No. The common mistake is thinking you must showcase endless commitment. One excellent home elective or sub‑I, plus possibly one well‑executed away, is usually enough. Programs care more about strength and clarity of performance than raw number of rotations.

2. Is it better to have more letters, even if some are generic?

More letters do not help if they are mediocre. In fact, a stack of generic letters can dilute the impact of one truly strong one. Aim for 3–4 letters total, with at least 2 that are enthusiastic and specific. Do not chase volume at the expense of quality.

3. What if I feel I did “just okay” on an elective—should I still ask for a letter?

If you suspect the evaluation is lukewarm, prioritize other options. A safe rule: only request a letter if you have reason to believe the faculty sees you as above average or stronger. You can ask directly: “Do you feel you know my work well enough to write a strong letter of recommendation?” Then listen very carefully to how they answer.

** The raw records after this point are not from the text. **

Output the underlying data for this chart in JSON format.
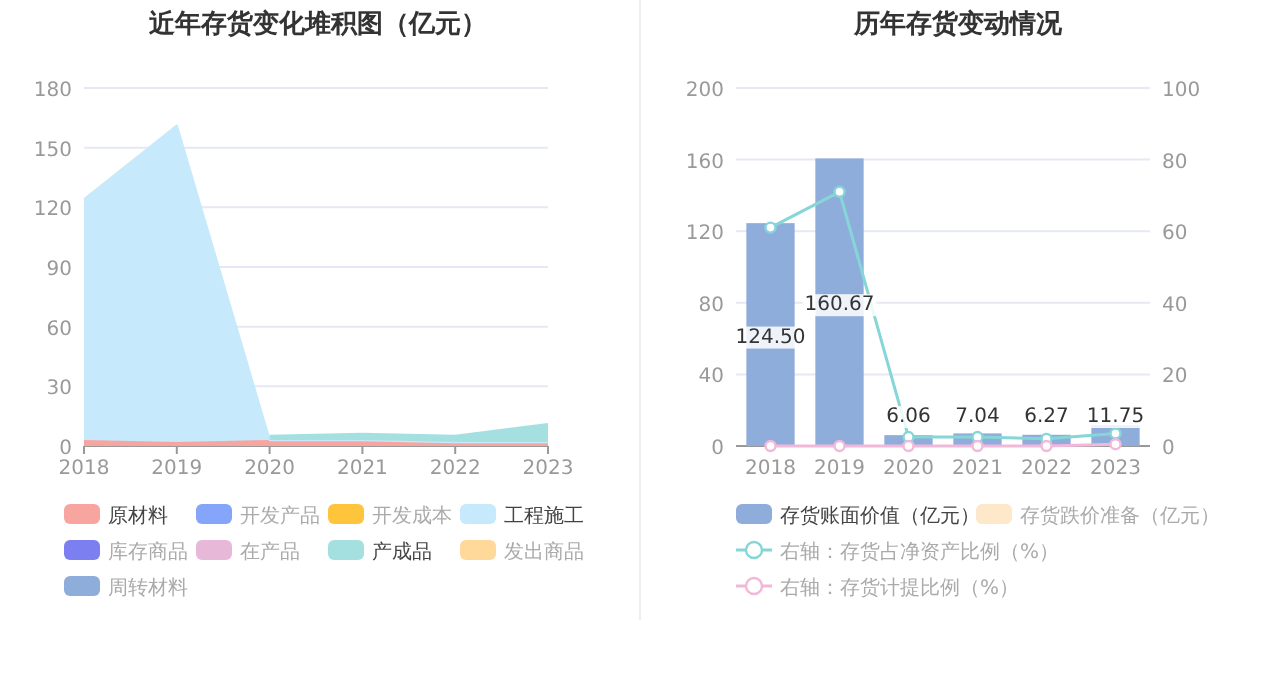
{
  "chart_data": [
    {
      "type": "area",
      "title": "近年存货变化堆积图（亿元）",
      "stacked": true,
      "categories": [
        "2018",
        "2019",
        "2020",
        "2021",
        "2022",
        "2023"
      ],
      "ylim": [
        0,
        180
      ],
      "yticks": [
        0,
        30,
        60,
        90,
        120,
        150,
        180
      ],
      "grid": "y",
      "legend": "bottom",
      "series": [
        {
          "name": "原材料",
          "color": "#f9a59f",
          "values": [
            3,
            2,
            3,
            3,
            2,
            2
          ]
        },
        {
          "name": "开发产品",
          "color": "#85a5fb",
          "values": [
            null,
            null,
            null,
            null,
            null,
            null
          ]
        },
        {
          "name": "开发成本",
          "color": "#fec53c",
          "values": [
            null,
            null,
            null,
            null,
            null,
            null
          ]
        },
        {
          "name": "工程施工",
          "color": "#c6e9fb",
          "values": [
            121,
            159,
            0,
            0,
            0,
            0
          ]
        },
        {
          "name": "库存商品",
          "color": "#7b7ff0",
          "values": [
            null,
            null,
            null,
            null,
            null,
            null
          ]
        },
        {
          "name": "在产品",
          "color": "#e7b8d8",
          "values": [
            null,
            null,
            null,
            null,
            null,
            null
          ]
        },
        {
          "name": "产成品",
          "color": "#a5e0e1",
          "values": [
            null,
            null,
            2,
            3,
            3,
            9
          ]
        },
        {
          "name": "发出商品",
          "color": "#fed99a",
          "values": [
            null,
            null,
            null,
            null,
            null,
            null
          ]
        },
        {
          "name": "周转材料",
          "color": "#8eaddb",
          "values": [
            null,
            null,
            null,
            null,
            null,
            null
          ]
        }
      ]
    },
    {
      "type": "bar",
      "title": "历年存货变动情况",
      "categories": [
        "2018",
        "2019",
        "2020",
        "2021",
        "2022",
        "2023"
      ],
      "ylim": [
        0,
        200
      ],
      "yticks": [
        0,
        40,
        80,
        120,
        160,
        200
      ],
      "y2lim": [
        0,
        100
      ],
      "y2ticks": [
        0,
        20,
        40,
        60,
        80,
        100
      ],
      "grid": "y",
      "legend": "bottom",
      "series": [
        {
          "name": "存货账面价值（亿元）",
          "color": "#8eaddb",
          "values": [
            124.5,
            160.67,
            6.06,
            7.04,
            6.27,
            11.75
          ],
          "value_labels": [
            "124.50",
            "160.67",
            "6.06",
            "7.04",
            "6.27",
            "11.75"
          ]
        },
        {
          "name": "存货跌价准备（亿元）",
          "color": "#fde9c9",
          "values": [
            null,
            null,
            null,
            null,
            null,
            null
          ]
        },
        {
          "name": "右轴：存货占净资产比例（%）",
          "type": "line",
          "axis": "y2",
          "color": "#86d6d8",
          "marker": "circle",
          "values": [
            61,
            71,
            2.5,
            2.5,
            2,
            3.5
          ]
        },
        {
          "name": "右轴：存货计提比例（%）",
          "type": "line",
          "axis": "y2",
          "color": "#f2b8da",
          "marker": "circle",
          "values": [
            0,
            0,
            0,
            0,
            0,
            0.5
          ]
        }
      ]
    }
  ]
}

4. How close to ERAS can I do a key elective and still benefit?

An August elective can still be very useful. The letter may not be in on day 1 of ERAS, but programs continue reviewing materials for weeks. Many will see that late‑arriving strong letter before offering interviews. Just make sure you or your dean’s office prompt the writer early and remind them of your timeline.

5. What is one change I can make right now if my schedule is already packed?

Open your upcoming 4–6 month calendar and circle the single most important rotation for your chosen specialty. Then, today, identify one rotation or commitment you can lighten or move to create bandwidth around that circled month. Protect that one rotation fiercely—that is where your standout evaluation and letter should come from.


Open your calendar right now and look at the 2–3 months before ERAS opens. If you see three high‑stakes electives packed back‑to‑back, choose one to downgrade or move. Do not let an overloaded schedule turn your hard‑earned potential into forgettable evaluations.